Lo más inquietante no es que estas lógicas existan —han existido siempre—, sino que logren presentarse como la única forma adulta de gobernar. Pensar distinto aparece como ingenuidad; disentir, como irresponsabilidad.
Michel Foucault ya había advertido que el poder moderno no necesita imponerse por la fuerza cuando logra presentarse como racionalidad:
“Gobernar es conducir conductas.”
La pregunta decisiva, entonces, no es económica sino filosófica:
¿Qué queda de la política cuando renuncia a pensar lo que hace?, ¿qué alternativas emergen como esperanza para transformar la dificultad real que atraviesa el pueblo que vive y sufre una crisis?
En este sentido, me resultó interesante, haber encontrado en dos libros muy claros que abordan la pregunta desde el análisis de los momentos álgidos de la argentina.
En el análisis sobre la «Crisis crónica de Representación», Alejandro Horowicz se centra en el análisis histórico del movimiento obrero, el peronismo y la dinámica de las crisis sociales. Aquí me interesa traer un concepto que emplea; la «explosión social potencial», que puede surgir de la «combinación explosiva entre las condiciones de gobernabilidad y las condiciones de existencia tan crispadas». Este tipo de análisis aporta contexto a la comprensión de cómo se construye (o se desgasta) la obediencia en situaciones de alta tensión social que tarde o temprano se traduce a la política.
DIMENSIÓN POLÍTICA
La política frente al daño: entre obediencia y responsabilidad
Toda época construye un modo particular de justificar el sufrimiento social. La nuestra lo hace apelando a la técnica, al cálculo y a la idea de que no hay alternativa posible. Allí donde antes se discutían proyectos, hoy se administran inevitabilidades.
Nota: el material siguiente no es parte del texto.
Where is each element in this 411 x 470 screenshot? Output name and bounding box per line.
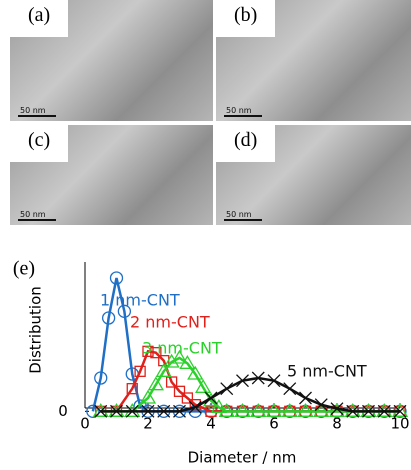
y-axis-label: Distribution <box>27 286 45 374</box>
marker <box>300 392 312 404</box>
x-axis-label: Diameter / nm <box>188 449 297 467</box>
series-label: 2 nm-CNT <box>130 313 210 332</box>
series-label: 3 nm-CNT <box>142 339 222 358</box>
marker <box>284 383 296 395</box>
y-tick-label: 0 <box>58 402 68 420</box>
marker <box>221 383 233 395</box>
x-tick-label: 0 <box>80 415 90 433</box>
series-label: 5 nm-CNT <box>287 362 367 381</box>
panel-label: (e) <box>13 258 35 280</box>
chart: (e) Distribution Diameter / nm 024681001… <box>0 0 411 470</box>
series-label: 1 nm-CNT <box>100 291 180 310</box>
figure: (a)50 nm (b)50 nm (c)50 nm (d)50 nm (e) … <box>0 0 411 470</box>
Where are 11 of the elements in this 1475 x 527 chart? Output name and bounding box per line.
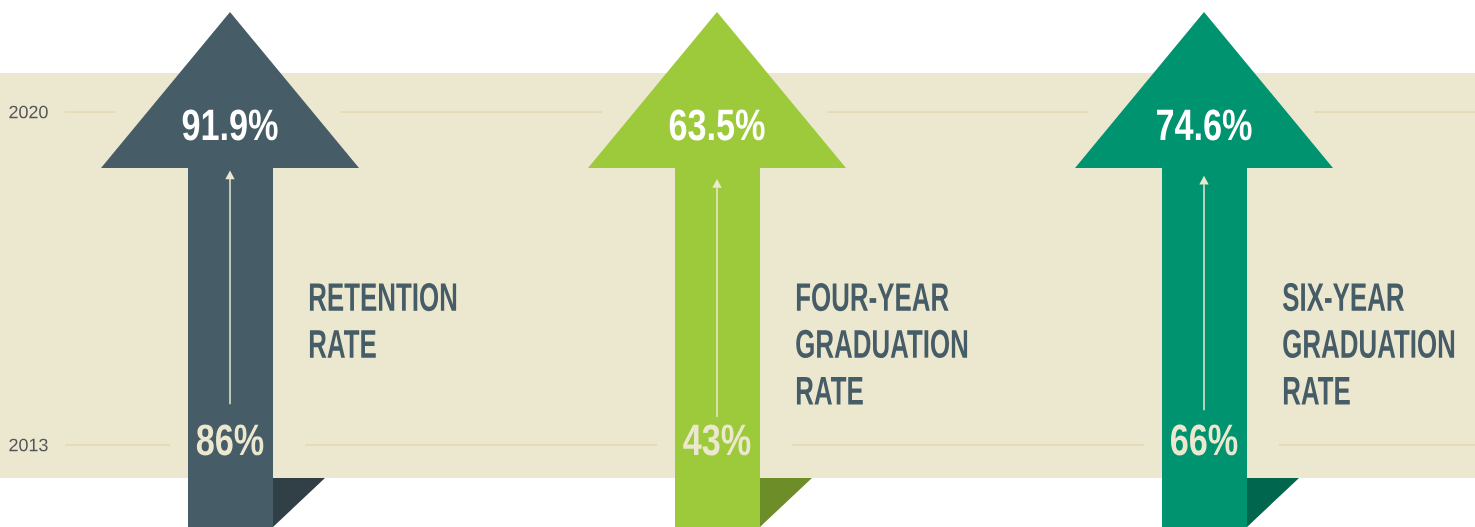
data-label: 43% <box>683 424 751 456</box>
text: 2013 <box>9 438 48 452</box>
category-label: RETENTION RATE <box>309 282 457 358</box>
text: 2020 <box>9 105 48 119</box>
data-label: 74.6% <box>1157 109 1252 141</box>
data-label: 86% <box>196 424 264 456</box>
category-label: FOUR-YEAR GRADUATION RATE <box>796 282 968 405</box>
category-label: SIX-YEAR GRADUATION RATE <box>1282 282 1455 405</box>
data-label: 63.5% <box>669 109 765 141</box>
data-label: 91.9% <box>182 109 278 141</box>
data-label: 66% <box>1171 424 1238 456</box>
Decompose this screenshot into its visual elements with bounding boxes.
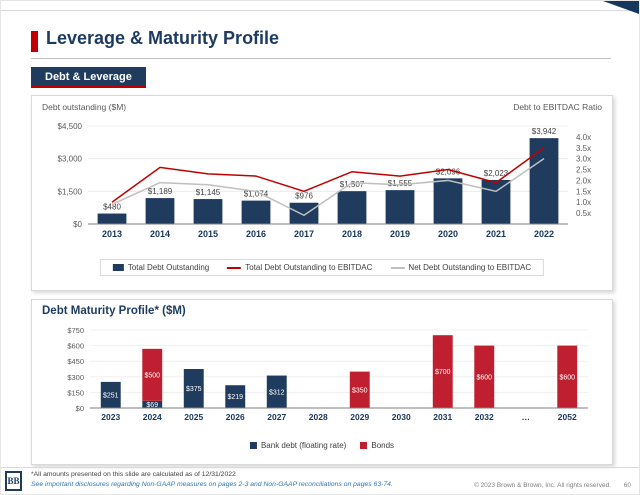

Cuando el ajuste se presenta como ley universal, el daño deja de ser una decisión política y se convierte en consecuencia lógica.
Se dejan de ejecutar los presupuestos para prevención del fuego en la patagonia, se abandona la educación técnica, se deja de financiar la invesigación tecnico científica.
La política ya no decide: ejecuta.
Léon Poliakov explicó que toda sociedad que necesita justificar el sufrimiento fabrica una causa absoluta del mal. En «La causalidad diabólica» mostró que identificar un culpable total permite legitimar medidas extremas. El enemigo explica todo; el sacrificio se vuelve necesario. En la Argentina, el poder hegemónico tiene muy claro quien es el «culpable total», desde allí construye un consentimiento social y político instalado para llevar a la ciudadanía a decidir en contra de sus propios derechos. La técnica y la ingeniería social funciona a la perfección para forzar el error que el pueblo debe cometer a la hora de la participación electoral.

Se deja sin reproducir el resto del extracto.